Во все глаза смотрел я на людей, добровольно уезжавших в фашистскую страну из страны социализма, и очень был смущен тем, что они мне не были неприятны. Сегодня, конечно, объяснять никому не надо, что с ними было бы, если б они поддались «пролетарскому интернационализму» и остались в СССР. Да самый этот факт был бы квалифицирован как «добровольно остался в СССР с целью шпионажа в пользу Италии». Но тогда мне это еще видно не было.
Уезжали они через несколько дней после нашего переезда. Набежала вся округа, многие плакали: их любили. Приехала, естественно, и их старшая дочь со своим русским или украинским мужем, из-за которого она и оставалась. Что с этой парой было дальше — не знаю. Хотелось бы думать, что ничего плохого с ними не случилось. Но на это мало шансов. Единственная надежда, что они были простыми людьми и о них могли забыть. А так — ей прямая дорога в лагерь за шпионаж, а ему за сообщничество и связь с собственной женой. А могли по отношению к ним обоим ничтоже сумняшеся обойтись и абстрактными и не требующими доказательств «буквенными» статьями: КРД — «контрреволюционная деятельность» или, того интереснее, ПШ — «подозрение в шпионаже» (все равно те же десять — пятнадцать лет лагеря). Это не преувеличение, а печальная бытовая повседневность сталинщины.

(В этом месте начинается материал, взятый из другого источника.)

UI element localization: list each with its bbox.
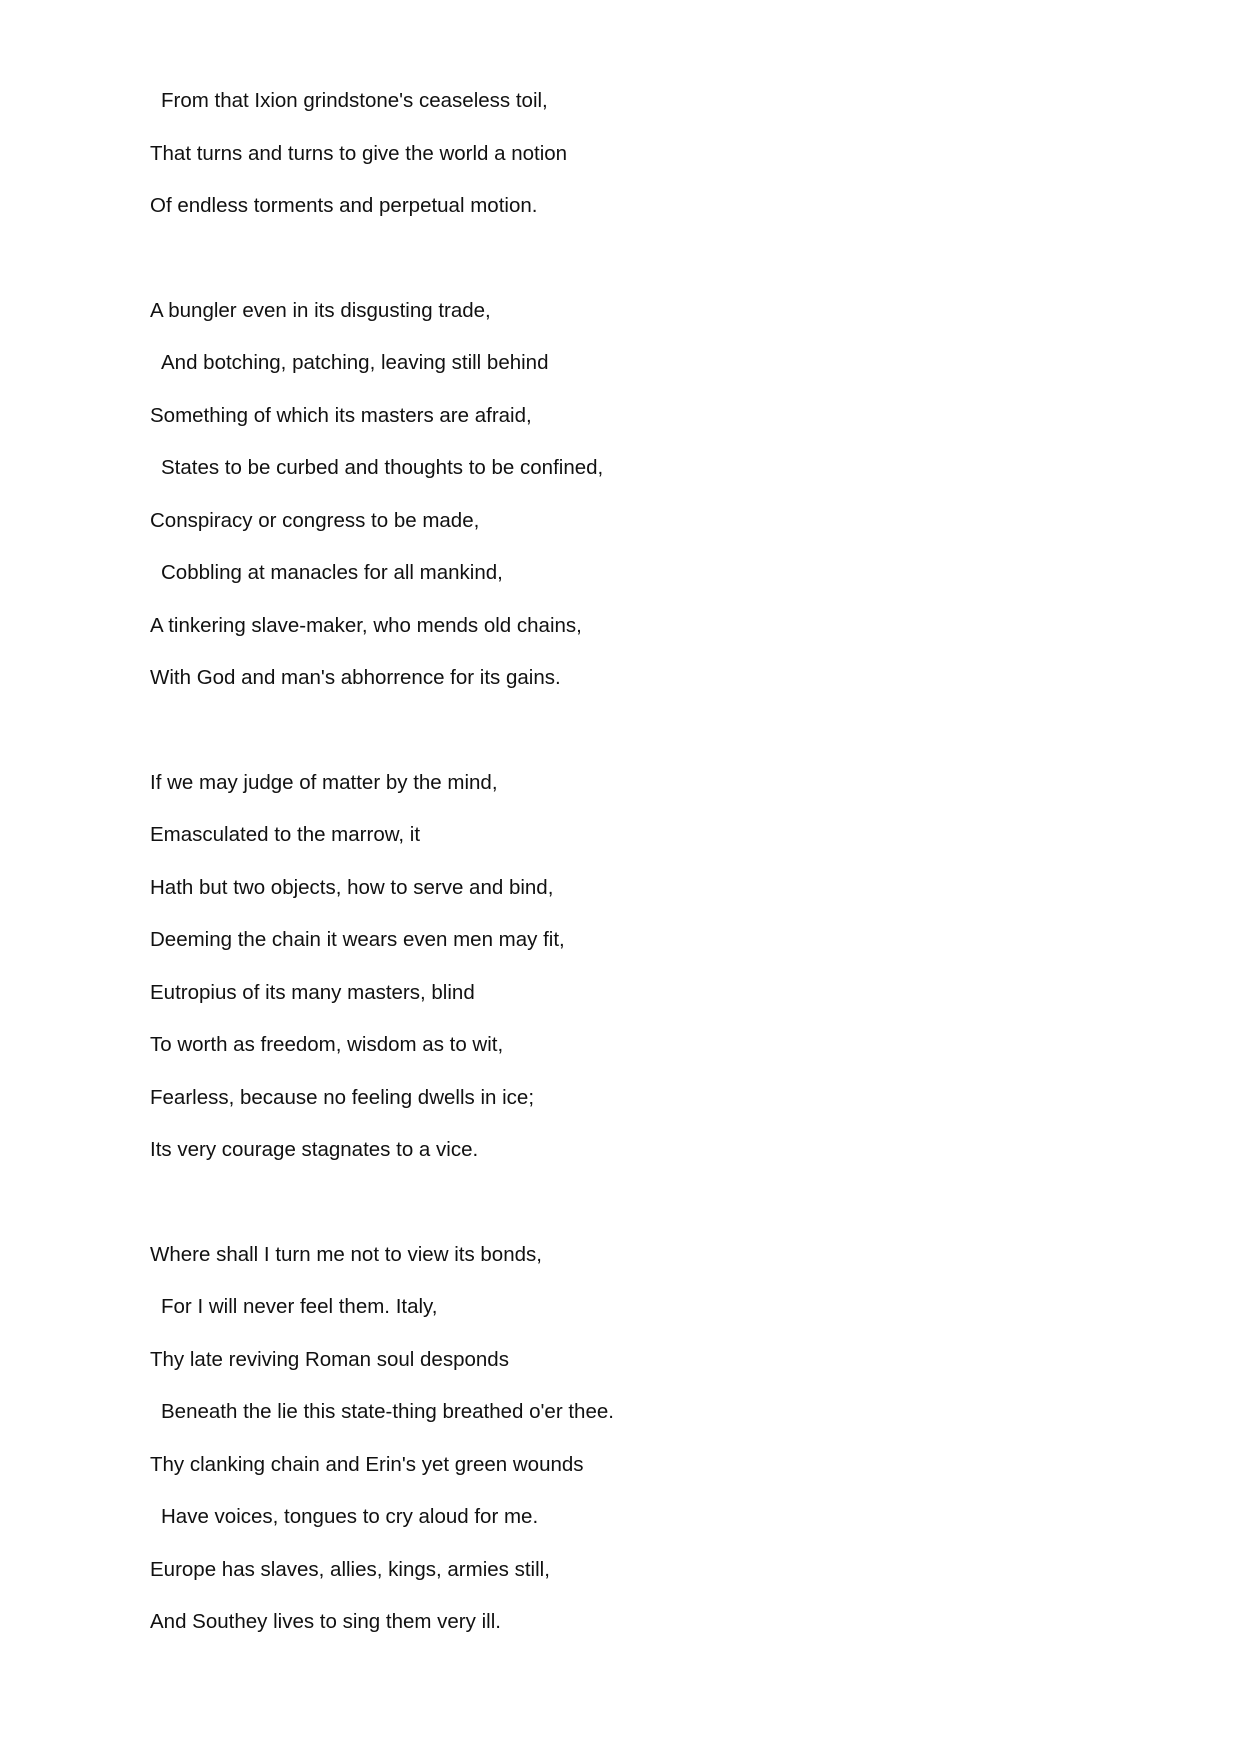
poem-line: Beneath the lie this state-thing breathed o'er thee. (161, 1400, 614, 1423)
poem-body (150, 84, 1050, 1710)
poem-line: And Southey lives to sing them very ill. (150, 1610, 501, 1633)
poem-line: Thy late reviving Roman soul desponds (150, 1347, 509, 1371)
poem-line: And botching, patching, leaving still behind (161, 351, 549, 374)
poem-line: For I will never feel them. Italy, (161, 1295, 438, 1318)
poem-line: From that Ixion grindstone's ceaseless toil, (161, 89, 548, 112)
poem-line: Of endless torments and perpetual motion. (150, 194, 538, 217)
poem-line: Deeming the chain it wears even men may fit, (150, 928, 565, 951)
poem-line: A bungler even in its disgusting trade, (150, 298, 491, 322)
poem-line: Thy clanking chain and Erin's yet green wounds (150, 1452, 584, 1476)
poem-line: A tinkering slave-maker, who mends old chains, (150, 613, 582, 637)
poem-line: Fearless, because no feeling dwells in ice; (150, 1085, 535, 1109)
poem-line: Cobbling at manacles for all mankind, (161, 561, 503, 584)
poem-line: That turns and turns to give the world a notion (150, 141, 568, 165)
poem-line: Have voices, tongues to cry aloud for me. (161, 1505, 539, 1528)
poem-line: Europe has slaves, allies, kings, armies still, (150, 1557, 550, 1581)
stanza-1 (150, 84, 1050, 242)
poem-line: Its very courage stagnates to a vice. (150, 1138, 479, 1161)
poem-line: Emasculated to the marrow, it (150, 823, 421, 846)
stanza-2 (150, 294, 1050, 714)
poem-line: Hath but two objects, how to serve and bind, (150, 875, 554, 899)
stanza-3 (150, 766, 1050, 1186)
poem-line: To worth as freedom, wisdom as to wit, (150, 1033, 504, 1056)
poem-line: Something of which its masters are afraid, (150, 403, 532, 427)
stanza-4 (150, 1238, 1050, 1658)
poem-line: With God and man's abhorrence for its gains. (150, 666, 561, 689)
poem-line: Eutropius of its many masters, blind (150, 980, 475, 1004)
poem-line: Where shall I turn me not to view its bonds, (150, 1242, 542, 1266)
poem-line: Conspiracy or congress to be made, (150, 508, 480, 532)
poem-line: States to be curbed and thoughts to be confined, (161, 456, 604, 479)
poem-line: If we may judge of matter by the mind, (150, 770, 498, 794)
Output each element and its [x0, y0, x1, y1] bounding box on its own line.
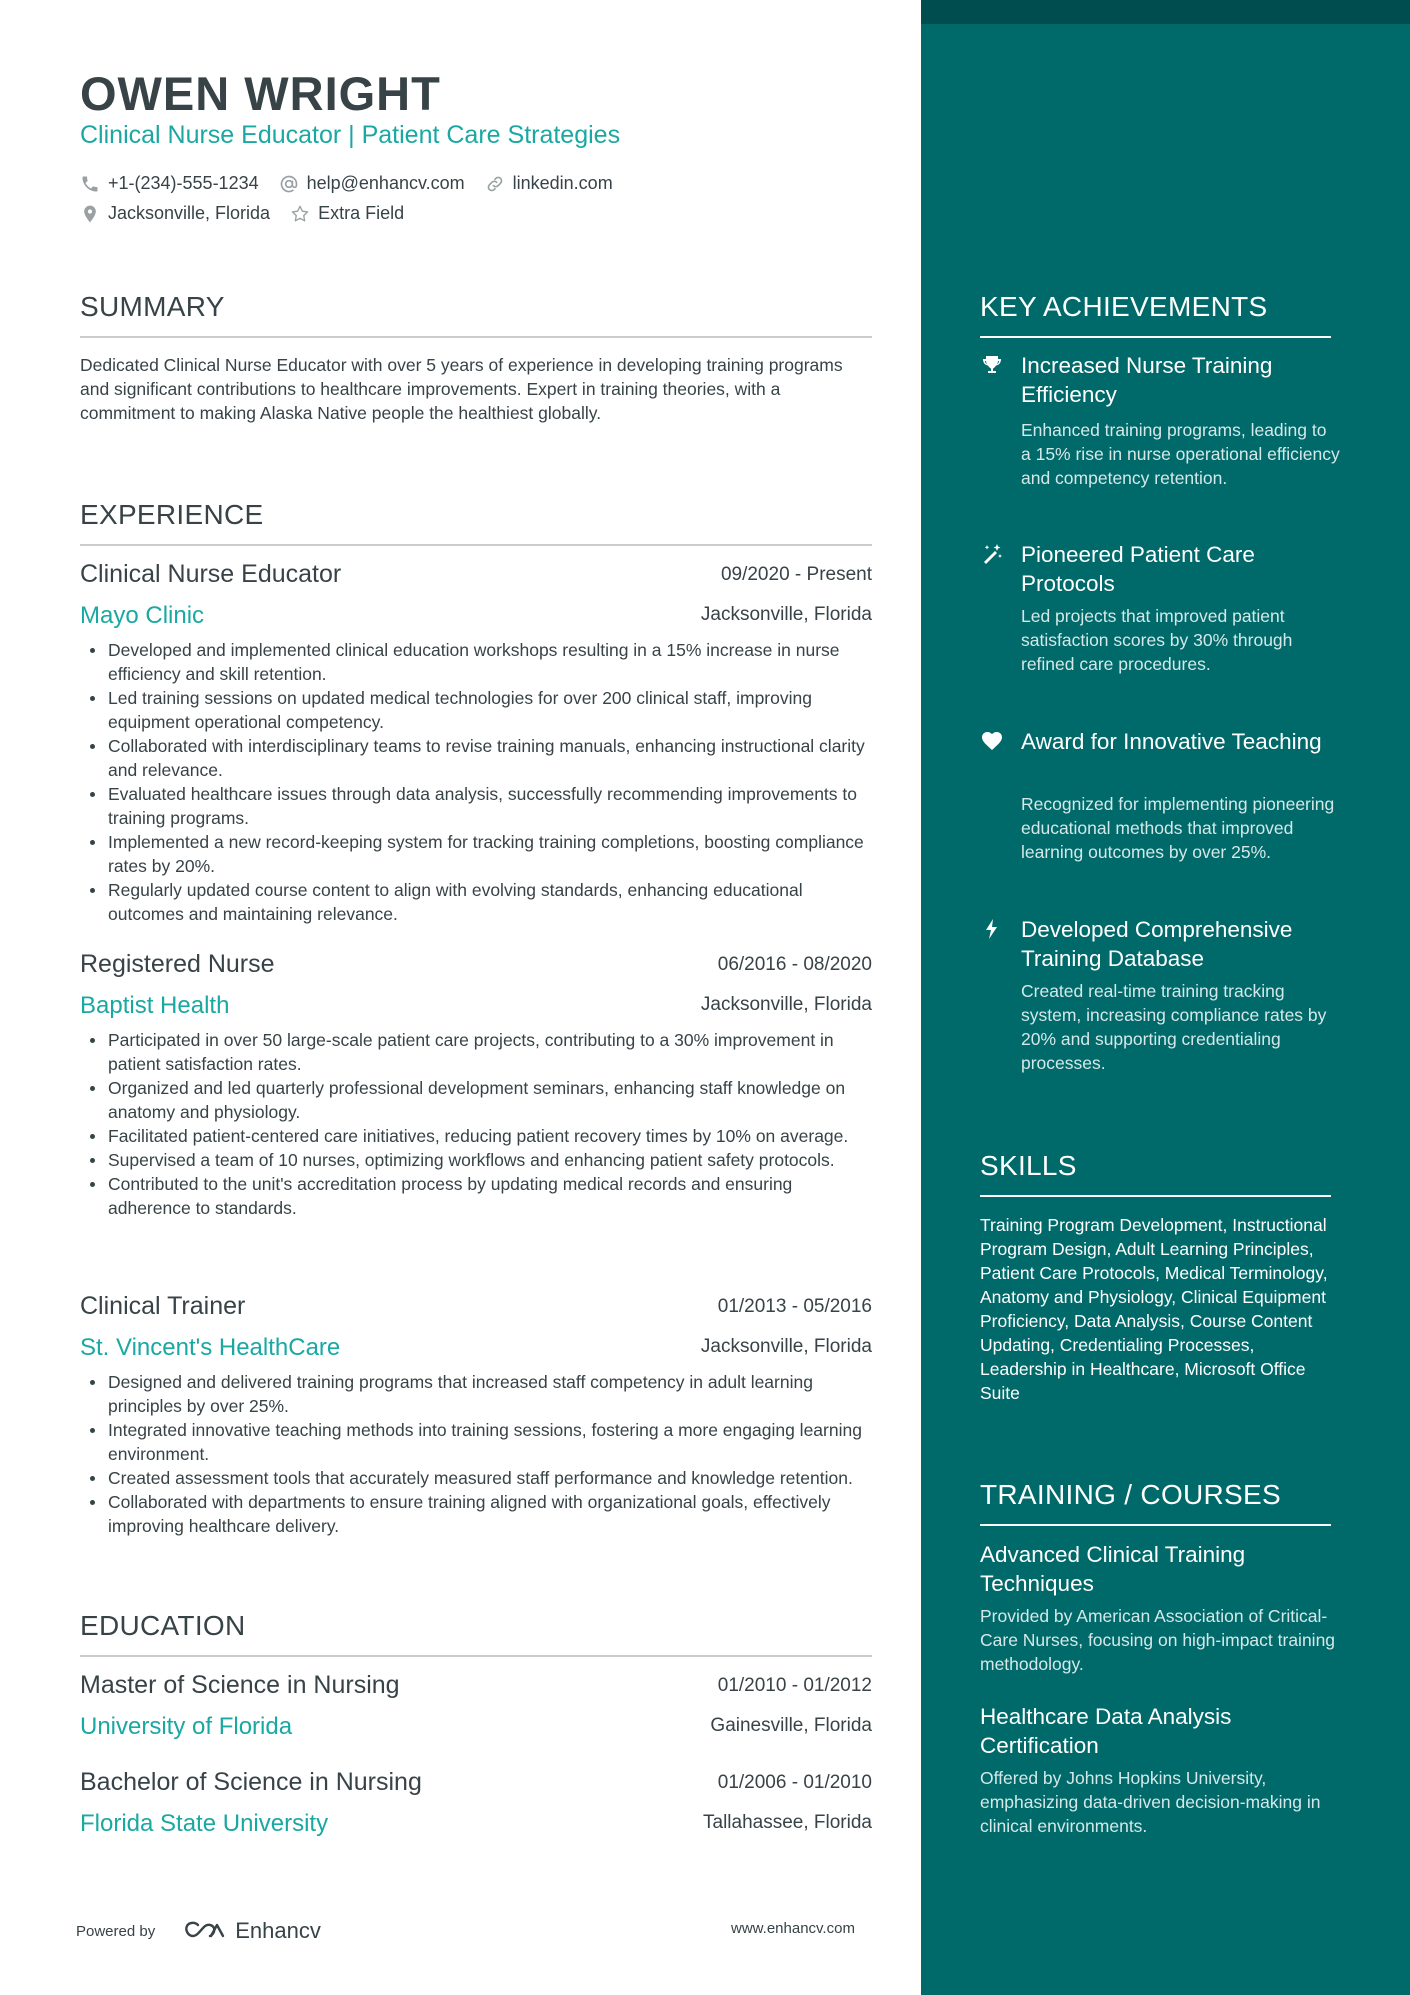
at-icon [279, 174, 299, 194]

Мы уже в ней жили. В этой связи мне вспоминается и та семья, которая купила квартиру у итальянцев и сдала ее на лето нам. Они явно не подходили под тип людей, сдававших в те времена дачные комнаты. Вида они были совсем не крестьянского, отца и матери с ними не было, а главой семьи был старший брат Виктор. У него были младшие брат и сестра. У обоих были экзотические имена — Адольф (Дольчик) и Ванда. Они приехали то ли из Фастова, то ли из-под Фастова и явно в спешном порядке. Жили пока у родственников. Виктор уже при нас устроился на близлежащий завод чертежником, а Дольчик и Ванда собирались в школу. Ванда была красавицей, будившей романтические чувства, с Дольчиком я хотел играть и разговаривать о книгах. Но приходили они довольно редко, и хоть были вполне дружелюбны, по-моему, старший брат не очень хотел, чтоб они появлялись здесь и особенно чтоб подолгу разговаривали с посторонними. Только он зря беспокоился — они и так никогда ничего о себе не рассказывали. Какая-то тайна окружала их всех. И она соблюдалась настолько отчетливо, что я ни разу даже не задал им вопроса об их родителях или прошлом, хотя, как уже говорил, вовсе не отличался тактичностью. Подозреваю, что приехали они вовсе не из Фастова и что их родители были какими-то крупными деятелями, то ли интеллигентными партийцами, то ли просто интеллигентами, до этих пор не преследовавшимися режимом. Но сейчас кто-то из них явно был арестован. Думаю, они были поляками, и это тогда очень «актуальное» происхождение (за него сидело много людей) тоже могло сыграть свою роль. Все это, в общем, я знал уже тогда. Знал и хотя все еще — пусть подавляя внутреннее сопротивление — верил газетам, всем этим людям сочувствовал. И не только от личной симпатии, а еще и потому, что то, что овладевало жизнью и губило их, было тупым, механистическим, подавляющим и мне враждебным. Я это чувствовал, хоть и не хотел в этом себе сознаваться.
Я сочувствовал этим людям, хотя совсем не уверен в их сочувствии моему сочувствию. Принять его значило принять противостояние, а мыслями я тогда и сам до него не дорос. Это противостояние было страшно тем, что отделяло от всего и всех даже больше, чем сам арест близкого человека. Мы уже жили в сталинской эпохе.
ДЕТСКИЕ ИГРЫ
Меня всегда поражала спрессованность русской истории XIX и XX веков. Ну, например, то, что Л. Н. Толстой жил при Пушкине, пережил народовольцев и пятый год, дожил до кризиса символизма и умер за четыре года до первой мировой войны и за семь лет до девятьсот семнадцатого. А прожил всего восемьдесят три года. Срок жизни солидный, но не уникальный: некоторые и подольше живут. Да и он мог бы, если бы не драматические события в семье, вызвавшие его уход. Но так видится из нашего времени. Конечно, жившим тогда, между двумя войнами, Отечественной и Крымской, время это особенно компактным не казалось. Все-таки целых тридцать восемь лет!